The renewed risk aversion pushed the USD index back into positive territory
EURUSD
Earlier in the day, the USD index was trading under some pressure below the 97.00 figure as risk sentiment had improved in the global financial markets. However, the tone has deteriorated again after Russia said it will continue operations in Ukraine until it achieves its goal. The renewed risk aversion pushed the USD index back into positive territory in recent trading. The index was last seen trading around the 97.00 figure. In a wider picture, the escalating geopolitical tensions will continue to support the greenback due to its safe-haven status. As such, EURUSD failed to hold above the 1.1200 level to notch intraday lows around 1.1166 before rebounding marginally. It looks like the common currency could stay under pressure in the short term, with the immediate significant support arriving at 1.1120, followed by the 1.1100 figure. However, the pair will likely stay above this level for the time being.
GBPUSD
Similarly, GBPUSD turned red on the daily charts as risk aversion reemerged. Earlier in the day, the pair peaked just below the 1.3440 zone that has been capping gains for the cable these days.
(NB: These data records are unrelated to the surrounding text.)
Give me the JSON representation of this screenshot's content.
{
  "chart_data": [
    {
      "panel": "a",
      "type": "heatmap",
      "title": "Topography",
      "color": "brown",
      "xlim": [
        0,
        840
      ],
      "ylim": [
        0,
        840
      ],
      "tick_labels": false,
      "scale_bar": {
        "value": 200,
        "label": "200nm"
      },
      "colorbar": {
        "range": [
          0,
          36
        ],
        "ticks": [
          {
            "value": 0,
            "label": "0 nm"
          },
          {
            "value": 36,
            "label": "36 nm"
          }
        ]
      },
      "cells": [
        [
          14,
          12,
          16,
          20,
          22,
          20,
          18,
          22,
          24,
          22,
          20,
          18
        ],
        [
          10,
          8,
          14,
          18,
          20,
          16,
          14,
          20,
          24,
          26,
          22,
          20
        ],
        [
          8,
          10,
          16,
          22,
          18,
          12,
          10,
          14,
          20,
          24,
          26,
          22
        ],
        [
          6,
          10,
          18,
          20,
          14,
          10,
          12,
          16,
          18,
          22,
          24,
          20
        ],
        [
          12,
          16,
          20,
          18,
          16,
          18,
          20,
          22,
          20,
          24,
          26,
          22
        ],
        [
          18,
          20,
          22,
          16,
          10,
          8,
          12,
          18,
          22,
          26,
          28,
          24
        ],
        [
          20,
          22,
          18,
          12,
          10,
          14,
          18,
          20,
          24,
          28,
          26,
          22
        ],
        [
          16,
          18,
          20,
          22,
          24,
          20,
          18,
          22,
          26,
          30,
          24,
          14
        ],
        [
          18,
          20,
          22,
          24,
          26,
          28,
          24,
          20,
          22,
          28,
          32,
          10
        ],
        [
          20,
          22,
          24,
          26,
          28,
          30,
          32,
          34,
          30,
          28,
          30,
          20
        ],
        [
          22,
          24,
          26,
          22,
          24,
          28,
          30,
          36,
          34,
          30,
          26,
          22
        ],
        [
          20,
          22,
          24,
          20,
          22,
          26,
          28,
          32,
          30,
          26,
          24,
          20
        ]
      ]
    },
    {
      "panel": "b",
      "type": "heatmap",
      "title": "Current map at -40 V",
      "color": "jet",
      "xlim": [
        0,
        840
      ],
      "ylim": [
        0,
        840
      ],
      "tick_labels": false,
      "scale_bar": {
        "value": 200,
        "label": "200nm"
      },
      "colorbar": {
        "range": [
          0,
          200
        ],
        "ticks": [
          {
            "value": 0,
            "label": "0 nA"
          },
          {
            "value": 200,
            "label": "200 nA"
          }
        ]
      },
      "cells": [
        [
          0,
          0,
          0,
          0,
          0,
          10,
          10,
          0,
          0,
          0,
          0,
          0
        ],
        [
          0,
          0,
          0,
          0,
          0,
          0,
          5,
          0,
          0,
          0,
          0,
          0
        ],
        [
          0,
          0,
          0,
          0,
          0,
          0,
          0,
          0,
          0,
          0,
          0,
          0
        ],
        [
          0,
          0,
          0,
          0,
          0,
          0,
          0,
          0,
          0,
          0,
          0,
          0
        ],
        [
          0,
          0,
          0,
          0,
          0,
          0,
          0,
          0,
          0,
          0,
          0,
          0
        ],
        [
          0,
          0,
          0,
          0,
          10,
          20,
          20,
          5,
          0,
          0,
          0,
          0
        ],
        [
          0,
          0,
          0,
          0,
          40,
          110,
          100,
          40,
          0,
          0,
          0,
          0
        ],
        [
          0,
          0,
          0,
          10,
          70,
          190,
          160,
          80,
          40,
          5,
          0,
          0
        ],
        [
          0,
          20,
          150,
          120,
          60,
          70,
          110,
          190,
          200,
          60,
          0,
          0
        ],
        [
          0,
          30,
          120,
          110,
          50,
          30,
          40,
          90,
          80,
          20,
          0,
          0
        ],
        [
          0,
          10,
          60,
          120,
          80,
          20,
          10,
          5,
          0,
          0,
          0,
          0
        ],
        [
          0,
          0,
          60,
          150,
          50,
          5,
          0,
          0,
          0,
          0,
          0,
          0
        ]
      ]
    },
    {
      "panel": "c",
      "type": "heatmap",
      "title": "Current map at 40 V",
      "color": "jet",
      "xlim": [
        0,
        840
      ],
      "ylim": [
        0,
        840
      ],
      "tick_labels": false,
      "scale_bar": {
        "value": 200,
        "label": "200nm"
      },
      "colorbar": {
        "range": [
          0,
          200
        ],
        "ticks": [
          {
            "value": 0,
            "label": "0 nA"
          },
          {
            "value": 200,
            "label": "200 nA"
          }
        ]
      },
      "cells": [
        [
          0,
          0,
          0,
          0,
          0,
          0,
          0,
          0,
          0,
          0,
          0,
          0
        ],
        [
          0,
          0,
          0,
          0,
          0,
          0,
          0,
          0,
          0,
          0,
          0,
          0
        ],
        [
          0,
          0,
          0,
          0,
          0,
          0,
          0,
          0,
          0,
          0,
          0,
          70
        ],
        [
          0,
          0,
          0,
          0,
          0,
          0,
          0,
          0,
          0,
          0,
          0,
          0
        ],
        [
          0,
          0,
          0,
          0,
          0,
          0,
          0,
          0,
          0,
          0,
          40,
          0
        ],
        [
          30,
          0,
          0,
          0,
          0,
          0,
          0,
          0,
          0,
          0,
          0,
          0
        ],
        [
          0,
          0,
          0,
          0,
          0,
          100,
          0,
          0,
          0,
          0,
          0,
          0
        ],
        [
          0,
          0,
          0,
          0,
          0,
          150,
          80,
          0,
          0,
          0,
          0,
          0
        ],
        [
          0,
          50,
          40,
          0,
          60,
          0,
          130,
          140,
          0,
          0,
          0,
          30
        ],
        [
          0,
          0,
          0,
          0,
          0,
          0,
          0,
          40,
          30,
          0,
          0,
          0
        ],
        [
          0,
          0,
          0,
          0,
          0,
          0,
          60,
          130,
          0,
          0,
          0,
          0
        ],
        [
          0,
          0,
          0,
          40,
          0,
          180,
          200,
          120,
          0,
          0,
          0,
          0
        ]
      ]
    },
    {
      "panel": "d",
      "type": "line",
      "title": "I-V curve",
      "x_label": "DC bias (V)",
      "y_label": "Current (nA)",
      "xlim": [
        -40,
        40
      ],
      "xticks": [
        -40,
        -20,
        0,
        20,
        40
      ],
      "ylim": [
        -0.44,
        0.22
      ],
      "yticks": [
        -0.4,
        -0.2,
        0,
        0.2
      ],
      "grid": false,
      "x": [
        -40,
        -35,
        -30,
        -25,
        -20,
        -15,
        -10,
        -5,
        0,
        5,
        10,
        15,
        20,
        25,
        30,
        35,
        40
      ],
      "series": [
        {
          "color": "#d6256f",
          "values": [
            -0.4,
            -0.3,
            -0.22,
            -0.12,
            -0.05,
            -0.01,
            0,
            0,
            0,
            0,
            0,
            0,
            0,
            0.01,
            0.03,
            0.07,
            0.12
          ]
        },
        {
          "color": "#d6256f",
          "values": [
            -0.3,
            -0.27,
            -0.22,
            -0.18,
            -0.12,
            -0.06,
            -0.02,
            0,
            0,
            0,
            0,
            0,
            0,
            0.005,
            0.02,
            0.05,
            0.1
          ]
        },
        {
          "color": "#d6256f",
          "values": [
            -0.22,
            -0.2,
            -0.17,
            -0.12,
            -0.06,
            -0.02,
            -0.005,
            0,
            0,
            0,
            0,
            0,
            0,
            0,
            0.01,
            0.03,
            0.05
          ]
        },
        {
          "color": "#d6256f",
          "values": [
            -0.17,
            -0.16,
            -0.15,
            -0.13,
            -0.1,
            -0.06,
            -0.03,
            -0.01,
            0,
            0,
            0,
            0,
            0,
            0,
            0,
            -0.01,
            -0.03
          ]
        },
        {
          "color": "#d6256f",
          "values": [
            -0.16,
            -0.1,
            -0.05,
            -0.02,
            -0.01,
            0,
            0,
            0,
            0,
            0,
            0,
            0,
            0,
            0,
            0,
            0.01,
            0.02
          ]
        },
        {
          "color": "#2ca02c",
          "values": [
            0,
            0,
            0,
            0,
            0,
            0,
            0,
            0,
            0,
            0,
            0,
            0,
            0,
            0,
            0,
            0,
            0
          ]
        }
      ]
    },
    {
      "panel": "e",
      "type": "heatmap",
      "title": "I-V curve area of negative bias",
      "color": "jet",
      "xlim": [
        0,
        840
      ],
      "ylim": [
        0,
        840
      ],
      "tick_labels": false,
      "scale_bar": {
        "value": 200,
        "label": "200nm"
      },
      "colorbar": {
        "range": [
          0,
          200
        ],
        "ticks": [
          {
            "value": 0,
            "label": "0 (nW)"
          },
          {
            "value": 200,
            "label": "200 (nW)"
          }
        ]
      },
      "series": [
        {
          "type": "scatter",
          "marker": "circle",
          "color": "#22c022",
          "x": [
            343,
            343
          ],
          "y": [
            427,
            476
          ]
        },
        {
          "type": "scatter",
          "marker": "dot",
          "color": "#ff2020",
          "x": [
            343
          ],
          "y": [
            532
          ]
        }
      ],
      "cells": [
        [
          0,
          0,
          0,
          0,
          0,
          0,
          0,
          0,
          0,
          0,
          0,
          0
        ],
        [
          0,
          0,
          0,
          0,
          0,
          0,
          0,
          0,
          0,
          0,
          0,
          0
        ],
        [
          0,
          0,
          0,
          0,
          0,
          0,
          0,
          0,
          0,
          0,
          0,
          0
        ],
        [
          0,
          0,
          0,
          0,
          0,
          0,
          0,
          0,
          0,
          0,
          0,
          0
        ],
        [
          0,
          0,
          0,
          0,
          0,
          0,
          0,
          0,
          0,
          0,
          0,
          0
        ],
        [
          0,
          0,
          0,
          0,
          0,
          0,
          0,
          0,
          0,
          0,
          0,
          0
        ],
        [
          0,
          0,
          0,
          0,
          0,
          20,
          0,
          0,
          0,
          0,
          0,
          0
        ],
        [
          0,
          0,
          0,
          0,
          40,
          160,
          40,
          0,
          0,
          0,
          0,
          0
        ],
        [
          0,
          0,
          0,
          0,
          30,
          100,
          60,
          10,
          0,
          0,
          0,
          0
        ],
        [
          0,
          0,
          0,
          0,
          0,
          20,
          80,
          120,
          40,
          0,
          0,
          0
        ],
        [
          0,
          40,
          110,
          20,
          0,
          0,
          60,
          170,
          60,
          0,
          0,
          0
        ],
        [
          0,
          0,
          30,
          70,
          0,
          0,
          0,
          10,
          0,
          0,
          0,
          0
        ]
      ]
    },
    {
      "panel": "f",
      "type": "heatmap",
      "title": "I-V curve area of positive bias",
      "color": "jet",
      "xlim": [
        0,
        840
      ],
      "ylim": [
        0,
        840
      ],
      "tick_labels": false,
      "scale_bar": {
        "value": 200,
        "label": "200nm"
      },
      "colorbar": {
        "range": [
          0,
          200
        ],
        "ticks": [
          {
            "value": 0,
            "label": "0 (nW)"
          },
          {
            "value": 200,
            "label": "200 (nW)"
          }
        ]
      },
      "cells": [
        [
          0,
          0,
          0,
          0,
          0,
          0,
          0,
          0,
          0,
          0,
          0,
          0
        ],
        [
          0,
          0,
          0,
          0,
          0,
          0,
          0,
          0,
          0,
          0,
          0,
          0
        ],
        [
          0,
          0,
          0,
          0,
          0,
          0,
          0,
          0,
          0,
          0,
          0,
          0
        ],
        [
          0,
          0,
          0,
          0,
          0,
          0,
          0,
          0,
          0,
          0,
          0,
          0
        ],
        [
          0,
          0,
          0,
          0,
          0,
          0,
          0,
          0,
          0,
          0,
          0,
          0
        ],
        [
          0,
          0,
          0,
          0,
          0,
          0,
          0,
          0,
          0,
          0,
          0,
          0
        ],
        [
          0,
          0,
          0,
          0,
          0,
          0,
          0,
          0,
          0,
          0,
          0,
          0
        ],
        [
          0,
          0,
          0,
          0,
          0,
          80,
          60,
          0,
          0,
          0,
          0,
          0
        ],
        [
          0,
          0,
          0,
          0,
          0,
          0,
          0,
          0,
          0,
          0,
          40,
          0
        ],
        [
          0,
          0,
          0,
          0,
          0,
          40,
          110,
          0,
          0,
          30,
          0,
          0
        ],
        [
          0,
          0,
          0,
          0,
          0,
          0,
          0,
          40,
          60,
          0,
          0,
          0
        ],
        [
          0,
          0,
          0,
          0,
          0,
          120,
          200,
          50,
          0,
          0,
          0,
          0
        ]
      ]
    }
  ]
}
The prices have settled just below the 1.3400 figure in recent trading, but it looks like the downside pressure would be limited from here. On the four-hour charts, the prices were last seen flirting with the descending 20-SMA while the RSI has turned slightly bearish, suggesting the pound could struggle to regain 1.3400 in the immediate term. In a wider picture, the pair keeps struggling with the 100-week SMA, with downside risks persisting as long as the pair stays below the 1.3600 figure, followed by the 1.3650 zone where last month’s peaks arrive.
USDJPY
USDJPY failed to hold above 115.00 earlier in the day to notch intraday lows around 114.75 before trimming losses slightly in recent trading. However, it looks like the pair would lack the momentum to regain the 115.00 figure on a daily closing basis as the safe-haven yen demand persists, capping recovery attempts in the greenback. On the hourly timeframes, the RSI has bounced from the oversold conditions but is yet to show a more decisive reversal to suggest the prices could reclaim the mentioned psychological level as support for the first time since late last week. In a wider picture, however, the US dollar stays elevated, trading marginally below multi-year highs seen above 116.00 earlier this year. On the downside, the immediate support is now expected at 114.70, followed by the ascending 100-DMA, currently at 114.40.
USDRUB
USDRUB railed to fresh all-time highs above the 109.00 figure on Monday before correcting lower to the 100.00 level on a daily closing basis. The pair briefly extended the retreat to the 92.65 zone earlier in the day before resuming the ascent amid rising geopolitical tensions. The dollar is now back above 100.00 and was last seen changing hands around 104.00, retaining a strong bullish bias. Despite the overbought conditions, the USD will likely stay on the offensive in the near term, with bearish risks surrounding the ruble and Russian assets in general remain elevated against the backdrop of developments surrounding Ukraine. Should the upside pressure intensify anytime soon, the USDRUB pair may regain the 106.00 immediate upside target, followed by the mentioned tops.